命日が誕生日5-1
【第5話】
戦況は変化する
か……格好良い………
その光景を眺めながら…私は、そんな間が抜けた事を考えていた…。
教室内に静寂が広がる
彼の、誰を哀れむでも無い…誰を威嚇するでも無い…そのあまりに【普通】過ぎる空気に…
教室全体が…
その場の人全てが…
まるで彼に完全に呑まれているようだった…
そして、彼は何事も無かったかのよぅに私の元に来ると…不意に私の頭を引き寄せ…
「ただいま…」
と柔らかに微笑んだ…
…っと次の瞬間…
教室内は、先程とうって変わって、大きな歓声に包まれた……
私はというと、まだ現状が理解出来ず…出来の悪い彫刻のよぅに固まったまま、ただ…彼のされるがまま、彼の胸に顔をうずめていた……。

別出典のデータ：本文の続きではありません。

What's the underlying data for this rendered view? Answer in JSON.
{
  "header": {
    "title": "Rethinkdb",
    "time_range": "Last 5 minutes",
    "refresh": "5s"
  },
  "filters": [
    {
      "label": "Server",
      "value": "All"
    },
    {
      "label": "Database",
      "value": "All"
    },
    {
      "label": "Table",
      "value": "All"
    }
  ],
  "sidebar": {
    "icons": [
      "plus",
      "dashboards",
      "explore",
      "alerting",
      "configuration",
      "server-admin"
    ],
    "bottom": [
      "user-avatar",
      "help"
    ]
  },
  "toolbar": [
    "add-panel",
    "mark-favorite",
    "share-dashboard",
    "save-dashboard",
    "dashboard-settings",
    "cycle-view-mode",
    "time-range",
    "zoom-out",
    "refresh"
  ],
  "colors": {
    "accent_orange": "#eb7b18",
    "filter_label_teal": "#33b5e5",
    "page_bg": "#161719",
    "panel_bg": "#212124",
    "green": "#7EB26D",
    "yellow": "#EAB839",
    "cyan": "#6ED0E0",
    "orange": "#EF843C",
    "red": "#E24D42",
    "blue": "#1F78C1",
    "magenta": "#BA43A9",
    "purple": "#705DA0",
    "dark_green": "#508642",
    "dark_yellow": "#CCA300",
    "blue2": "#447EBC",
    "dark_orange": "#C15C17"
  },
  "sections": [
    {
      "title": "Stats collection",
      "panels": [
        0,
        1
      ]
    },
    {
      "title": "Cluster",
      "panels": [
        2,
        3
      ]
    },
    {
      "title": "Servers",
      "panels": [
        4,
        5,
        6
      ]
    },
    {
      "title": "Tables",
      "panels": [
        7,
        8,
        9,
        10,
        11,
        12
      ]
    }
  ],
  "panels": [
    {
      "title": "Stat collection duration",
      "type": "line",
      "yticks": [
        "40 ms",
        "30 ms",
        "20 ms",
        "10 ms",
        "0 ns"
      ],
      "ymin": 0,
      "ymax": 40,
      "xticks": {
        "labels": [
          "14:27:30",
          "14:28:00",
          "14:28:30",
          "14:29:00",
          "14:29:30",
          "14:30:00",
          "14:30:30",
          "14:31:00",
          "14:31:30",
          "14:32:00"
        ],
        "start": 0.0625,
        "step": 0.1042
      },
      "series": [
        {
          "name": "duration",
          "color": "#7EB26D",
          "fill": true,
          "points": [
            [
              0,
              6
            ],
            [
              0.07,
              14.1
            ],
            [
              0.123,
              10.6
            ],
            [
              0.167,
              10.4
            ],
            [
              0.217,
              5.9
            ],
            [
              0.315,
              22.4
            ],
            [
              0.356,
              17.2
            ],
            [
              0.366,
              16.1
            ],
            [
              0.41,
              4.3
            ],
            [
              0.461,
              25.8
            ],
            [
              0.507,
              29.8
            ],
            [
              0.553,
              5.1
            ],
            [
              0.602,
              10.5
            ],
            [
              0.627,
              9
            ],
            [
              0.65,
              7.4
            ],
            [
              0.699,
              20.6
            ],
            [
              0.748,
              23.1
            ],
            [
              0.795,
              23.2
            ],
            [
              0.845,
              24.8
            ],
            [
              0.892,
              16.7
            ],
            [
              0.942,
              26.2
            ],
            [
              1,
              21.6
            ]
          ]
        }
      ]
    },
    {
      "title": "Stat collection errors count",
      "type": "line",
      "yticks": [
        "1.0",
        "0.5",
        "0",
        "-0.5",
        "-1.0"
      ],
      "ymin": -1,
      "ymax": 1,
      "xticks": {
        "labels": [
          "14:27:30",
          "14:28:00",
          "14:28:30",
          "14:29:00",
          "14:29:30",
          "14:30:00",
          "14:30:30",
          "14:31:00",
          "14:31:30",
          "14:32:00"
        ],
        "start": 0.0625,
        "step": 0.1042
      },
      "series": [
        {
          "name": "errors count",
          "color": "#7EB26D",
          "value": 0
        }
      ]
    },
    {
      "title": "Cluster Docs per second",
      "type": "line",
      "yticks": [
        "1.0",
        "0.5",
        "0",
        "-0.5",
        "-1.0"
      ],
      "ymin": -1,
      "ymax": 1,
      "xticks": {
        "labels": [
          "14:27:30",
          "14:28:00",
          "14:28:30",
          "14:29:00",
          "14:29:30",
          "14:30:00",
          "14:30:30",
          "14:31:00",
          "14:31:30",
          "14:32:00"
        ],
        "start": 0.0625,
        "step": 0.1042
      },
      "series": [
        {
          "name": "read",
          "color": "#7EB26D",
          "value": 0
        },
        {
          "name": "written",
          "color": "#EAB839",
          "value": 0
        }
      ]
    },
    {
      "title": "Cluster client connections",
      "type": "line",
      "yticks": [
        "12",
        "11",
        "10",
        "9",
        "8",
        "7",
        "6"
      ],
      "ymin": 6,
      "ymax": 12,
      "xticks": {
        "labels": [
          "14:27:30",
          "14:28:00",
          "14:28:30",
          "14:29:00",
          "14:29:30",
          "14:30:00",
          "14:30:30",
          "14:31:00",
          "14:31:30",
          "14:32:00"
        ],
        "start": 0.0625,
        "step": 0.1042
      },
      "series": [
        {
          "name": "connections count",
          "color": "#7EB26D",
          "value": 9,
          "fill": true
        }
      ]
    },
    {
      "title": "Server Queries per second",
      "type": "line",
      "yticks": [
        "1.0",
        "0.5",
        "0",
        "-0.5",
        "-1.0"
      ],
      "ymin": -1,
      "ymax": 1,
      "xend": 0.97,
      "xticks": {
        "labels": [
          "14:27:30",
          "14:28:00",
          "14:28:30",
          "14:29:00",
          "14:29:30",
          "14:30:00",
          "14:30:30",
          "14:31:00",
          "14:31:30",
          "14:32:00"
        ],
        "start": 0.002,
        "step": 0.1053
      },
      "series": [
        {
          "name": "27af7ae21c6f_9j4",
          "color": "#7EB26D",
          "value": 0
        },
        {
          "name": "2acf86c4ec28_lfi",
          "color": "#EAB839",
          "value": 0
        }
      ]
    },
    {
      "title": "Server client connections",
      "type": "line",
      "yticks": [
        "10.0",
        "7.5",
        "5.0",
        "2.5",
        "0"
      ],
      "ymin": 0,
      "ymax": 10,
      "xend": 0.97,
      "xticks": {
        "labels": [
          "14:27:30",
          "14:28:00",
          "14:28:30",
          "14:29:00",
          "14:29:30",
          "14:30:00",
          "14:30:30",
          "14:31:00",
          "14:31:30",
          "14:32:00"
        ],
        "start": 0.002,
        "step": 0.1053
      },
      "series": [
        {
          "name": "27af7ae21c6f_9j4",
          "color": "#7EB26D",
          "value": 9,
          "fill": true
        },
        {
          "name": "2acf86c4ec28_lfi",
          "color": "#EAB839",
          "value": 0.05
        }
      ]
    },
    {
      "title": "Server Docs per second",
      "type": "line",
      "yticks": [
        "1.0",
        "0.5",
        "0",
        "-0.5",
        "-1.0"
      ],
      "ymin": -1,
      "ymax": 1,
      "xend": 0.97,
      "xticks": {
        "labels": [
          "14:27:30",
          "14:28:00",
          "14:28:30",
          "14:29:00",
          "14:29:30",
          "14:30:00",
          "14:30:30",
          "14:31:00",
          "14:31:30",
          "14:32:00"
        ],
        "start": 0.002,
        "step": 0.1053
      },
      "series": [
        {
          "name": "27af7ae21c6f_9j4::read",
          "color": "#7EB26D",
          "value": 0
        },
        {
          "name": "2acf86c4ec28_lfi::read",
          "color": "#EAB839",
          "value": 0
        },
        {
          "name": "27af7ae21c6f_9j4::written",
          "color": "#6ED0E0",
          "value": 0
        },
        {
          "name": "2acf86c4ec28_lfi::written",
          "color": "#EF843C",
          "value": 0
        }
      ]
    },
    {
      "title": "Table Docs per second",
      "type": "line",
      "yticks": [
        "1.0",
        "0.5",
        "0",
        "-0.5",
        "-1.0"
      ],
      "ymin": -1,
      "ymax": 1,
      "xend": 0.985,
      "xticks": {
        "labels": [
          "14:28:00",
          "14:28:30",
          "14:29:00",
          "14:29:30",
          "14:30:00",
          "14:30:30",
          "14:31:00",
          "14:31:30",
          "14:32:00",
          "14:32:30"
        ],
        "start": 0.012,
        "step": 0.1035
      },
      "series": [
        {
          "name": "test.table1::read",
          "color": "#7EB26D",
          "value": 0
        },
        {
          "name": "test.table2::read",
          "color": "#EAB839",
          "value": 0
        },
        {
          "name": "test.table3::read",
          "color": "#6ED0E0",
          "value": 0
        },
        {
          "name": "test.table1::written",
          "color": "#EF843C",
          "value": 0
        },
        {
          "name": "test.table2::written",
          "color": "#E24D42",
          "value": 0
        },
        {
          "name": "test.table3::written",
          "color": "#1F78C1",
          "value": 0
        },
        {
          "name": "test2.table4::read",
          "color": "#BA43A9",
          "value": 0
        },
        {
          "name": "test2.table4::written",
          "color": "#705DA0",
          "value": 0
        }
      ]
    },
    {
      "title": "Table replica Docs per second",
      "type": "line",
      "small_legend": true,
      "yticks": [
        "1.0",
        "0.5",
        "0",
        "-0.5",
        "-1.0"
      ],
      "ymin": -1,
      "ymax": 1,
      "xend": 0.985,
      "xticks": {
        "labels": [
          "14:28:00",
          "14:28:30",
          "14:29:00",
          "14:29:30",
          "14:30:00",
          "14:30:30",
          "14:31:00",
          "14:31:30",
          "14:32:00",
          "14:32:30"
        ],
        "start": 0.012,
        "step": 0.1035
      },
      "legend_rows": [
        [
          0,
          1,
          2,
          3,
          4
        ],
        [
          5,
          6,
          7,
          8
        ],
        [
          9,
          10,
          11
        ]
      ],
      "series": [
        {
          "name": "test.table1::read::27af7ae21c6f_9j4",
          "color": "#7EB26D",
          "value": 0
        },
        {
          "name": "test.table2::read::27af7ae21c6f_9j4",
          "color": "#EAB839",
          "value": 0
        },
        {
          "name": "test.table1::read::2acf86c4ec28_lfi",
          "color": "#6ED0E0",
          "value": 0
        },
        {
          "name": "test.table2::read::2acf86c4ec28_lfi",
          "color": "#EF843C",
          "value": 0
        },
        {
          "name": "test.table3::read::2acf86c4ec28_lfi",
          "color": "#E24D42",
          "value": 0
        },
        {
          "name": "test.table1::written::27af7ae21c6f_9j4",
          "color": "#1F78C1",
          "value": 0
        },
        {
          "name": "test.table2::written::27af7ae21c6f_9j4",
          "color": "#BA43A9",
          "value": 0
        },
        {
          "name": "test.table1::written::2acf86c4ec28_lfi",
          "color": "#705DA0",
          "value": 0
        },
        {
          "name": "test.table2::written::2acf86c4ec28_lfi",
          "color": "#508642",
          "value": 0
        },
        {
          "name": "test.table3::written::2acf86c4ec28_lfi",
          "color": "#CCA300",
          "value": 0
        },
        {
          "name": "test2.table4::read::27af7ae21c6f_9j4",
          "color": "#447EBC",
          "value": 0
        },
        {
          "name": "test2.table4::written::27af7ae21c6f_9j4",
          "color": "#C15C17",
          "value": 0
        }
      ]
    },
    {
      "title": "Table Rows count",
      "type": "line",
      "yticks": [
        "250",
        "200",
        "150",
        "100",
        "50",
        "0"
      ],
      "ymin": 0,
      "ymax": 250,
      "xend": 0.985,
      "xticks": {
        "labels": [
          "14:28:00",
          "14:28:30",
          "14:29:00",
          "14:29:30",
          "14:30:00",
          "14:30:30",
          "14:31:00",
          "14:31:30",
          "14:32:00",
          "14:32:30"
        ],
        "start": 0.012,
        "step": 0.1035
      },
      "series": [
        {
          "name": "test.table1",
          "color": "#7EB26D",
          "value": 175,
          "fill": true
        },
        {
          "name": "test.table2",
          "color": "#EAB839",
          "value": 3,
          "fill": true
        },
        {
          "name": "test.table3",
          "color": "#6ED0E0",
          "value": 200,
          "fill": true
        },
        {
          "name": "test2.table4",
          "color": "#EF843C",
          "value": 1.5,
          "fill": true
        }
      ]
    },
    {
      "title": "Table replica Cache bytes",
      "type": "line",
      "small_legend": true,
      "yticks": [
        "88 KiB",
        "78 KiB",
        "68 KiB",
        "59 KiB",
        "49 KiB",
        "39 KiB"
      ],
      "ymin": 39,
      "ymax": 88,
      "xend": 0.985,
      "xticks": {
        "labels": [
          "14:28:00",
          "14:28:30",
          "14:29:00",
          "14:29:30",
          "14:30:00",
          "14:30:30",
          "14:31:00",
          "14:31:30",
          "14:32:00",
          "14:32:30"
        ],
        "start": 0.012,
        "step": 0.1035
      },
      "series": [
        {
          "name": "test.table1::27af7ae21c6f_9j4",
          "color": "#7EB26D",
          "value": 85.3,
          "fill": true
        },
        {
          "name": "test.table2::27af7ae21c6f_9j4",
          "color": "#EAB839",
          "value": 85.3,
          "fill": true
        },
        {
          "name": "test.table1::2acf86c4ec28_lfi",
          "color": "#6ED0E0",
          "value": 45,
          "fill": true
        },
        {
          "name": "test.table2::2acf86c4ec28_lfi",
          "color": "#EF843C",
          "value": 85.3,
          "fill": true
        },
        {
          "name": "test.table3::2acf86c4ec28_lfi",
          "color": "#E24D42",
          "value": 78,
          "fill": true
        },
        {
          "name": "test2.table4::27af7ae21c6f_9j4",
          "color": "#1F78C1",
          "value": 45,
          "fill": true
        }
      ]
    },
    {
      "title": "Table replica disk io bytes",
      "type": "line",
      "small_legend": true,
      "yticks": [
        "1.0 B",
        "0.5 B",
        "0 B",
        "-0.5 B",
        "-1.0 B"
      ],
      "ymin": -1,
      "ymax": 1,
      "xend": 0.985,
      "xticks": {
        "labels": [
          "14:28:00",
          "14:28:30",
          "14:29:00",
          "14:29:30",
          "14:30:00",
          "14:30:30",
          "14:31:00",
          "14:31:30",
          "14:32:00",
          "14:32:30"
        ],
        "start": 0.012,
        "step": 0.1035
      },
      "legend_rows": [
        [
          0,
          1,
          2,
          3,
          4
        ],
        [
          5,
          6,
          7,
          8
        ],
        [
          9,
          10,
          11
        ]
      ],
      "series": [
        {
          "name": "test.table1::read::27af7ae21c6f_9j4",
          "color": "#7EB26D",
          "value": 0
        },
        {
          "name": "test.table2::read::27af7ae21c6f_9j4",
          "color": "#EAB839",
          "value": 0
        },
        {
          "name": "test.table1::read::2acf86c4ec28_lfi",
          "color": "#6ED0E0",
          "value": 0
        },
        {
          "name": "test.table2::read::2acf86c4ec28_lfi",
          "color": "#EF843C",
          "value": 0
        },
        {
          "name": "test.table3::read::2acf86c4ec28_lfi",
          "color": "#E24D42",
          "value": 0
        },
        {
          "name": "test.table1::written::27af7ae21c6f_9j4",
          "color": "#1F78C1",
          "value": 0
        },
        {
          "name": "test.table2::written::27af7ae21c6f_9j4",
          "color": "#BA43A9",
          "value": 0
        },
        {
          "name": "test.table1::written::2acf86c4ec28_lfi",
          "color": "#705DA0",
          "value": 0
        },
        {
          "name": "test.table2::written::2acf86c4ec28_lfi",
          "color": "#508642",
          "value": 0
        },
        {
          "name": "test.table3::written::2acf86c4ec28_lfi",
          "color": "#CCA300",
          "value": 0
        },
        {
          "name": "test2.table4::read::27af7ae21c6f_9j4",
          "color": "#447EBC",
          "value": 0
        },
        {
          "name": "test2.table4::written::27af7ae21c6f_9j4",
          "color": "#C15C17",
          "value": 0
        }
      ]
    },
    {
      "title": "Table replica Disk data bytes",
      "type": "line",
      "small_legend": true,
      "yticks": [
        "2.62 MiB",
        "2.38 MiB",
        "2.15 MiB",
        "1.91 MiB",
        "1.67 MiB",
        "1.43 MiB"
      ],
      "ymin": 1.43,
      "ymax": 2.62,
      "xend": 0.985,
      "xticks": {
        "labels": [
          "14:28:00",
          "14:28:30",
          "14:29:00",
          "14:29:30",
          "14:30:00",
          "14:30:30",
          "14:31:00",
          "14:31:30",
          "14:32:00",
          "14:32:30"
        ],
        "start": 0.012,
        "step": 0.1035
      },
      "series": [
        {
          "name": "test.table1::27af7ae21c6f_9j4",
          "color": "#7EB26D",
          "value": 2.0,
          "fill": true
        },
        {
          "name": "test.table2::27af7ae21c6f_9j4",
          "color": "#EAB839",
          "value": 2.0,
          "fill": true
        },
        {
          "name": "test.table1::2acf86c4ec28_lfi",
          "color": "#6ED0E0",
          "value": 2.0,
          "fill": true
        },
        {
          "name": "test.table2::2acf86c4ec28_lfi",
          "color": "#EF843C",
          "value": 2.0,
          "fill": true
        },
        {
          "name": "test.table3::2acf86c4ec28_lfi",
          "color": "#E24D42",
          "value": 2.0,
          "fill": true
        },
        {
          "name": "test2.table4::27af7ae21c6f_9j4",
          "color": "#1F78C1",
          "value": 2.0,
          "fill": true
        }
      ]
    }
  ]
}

未だ歓声が鳴り止まぬ中、担任の先生が教室に入って来た…。
どうやら零は、何をどうやったのか(何と無く怖くて聞けなかった…汗)
私と同じ高校…同じ学年…同じクラスに転校生として、潜り込む?事にしたらしい……
そして教壇の前、皆に改めて先生に紹介をされた時…彼はまたも
「2度目だが…騎咲 零(きざき れい)
御神 天迦の男だ…以後よろしく…」
と同じ台詞を繰り返した…そして1度目と違い、すぐに教室は2度目の歓声に包まれた……。
「うーん…じゃぁ丁度、空いてる事だし御神のとなりの席で良いな?」
…と先生に促され、周りの歓声をまったく意識する事も無く、私の隣へと腰を下ろした…。
「ふぅ〜…しかし天迦…学校とは実に賑やかなものだな?」
『そ……そぅかな?』
(それは零のセイだよぉ〜……っていぅか……そんな事より早く、お礼言わないと!!………駄目だ……何かマトモに零の顔が見れないよぉ……)
「まぁ…今後は学校でもよろしく頼む…」
『うん……わかった』
(ぅわ!!……私…愛想無さすぎだよ!!……ちゃんと言わなきゃ……助けてくれてありがとうって……学校まで来てくれて嬉しかったって……)
私が、あれよあれよとテンパっているうちに、HRが終り担任の先生が教室を出て行く…
その途端、何人かの女生徒が、零の周りに群がってきた……。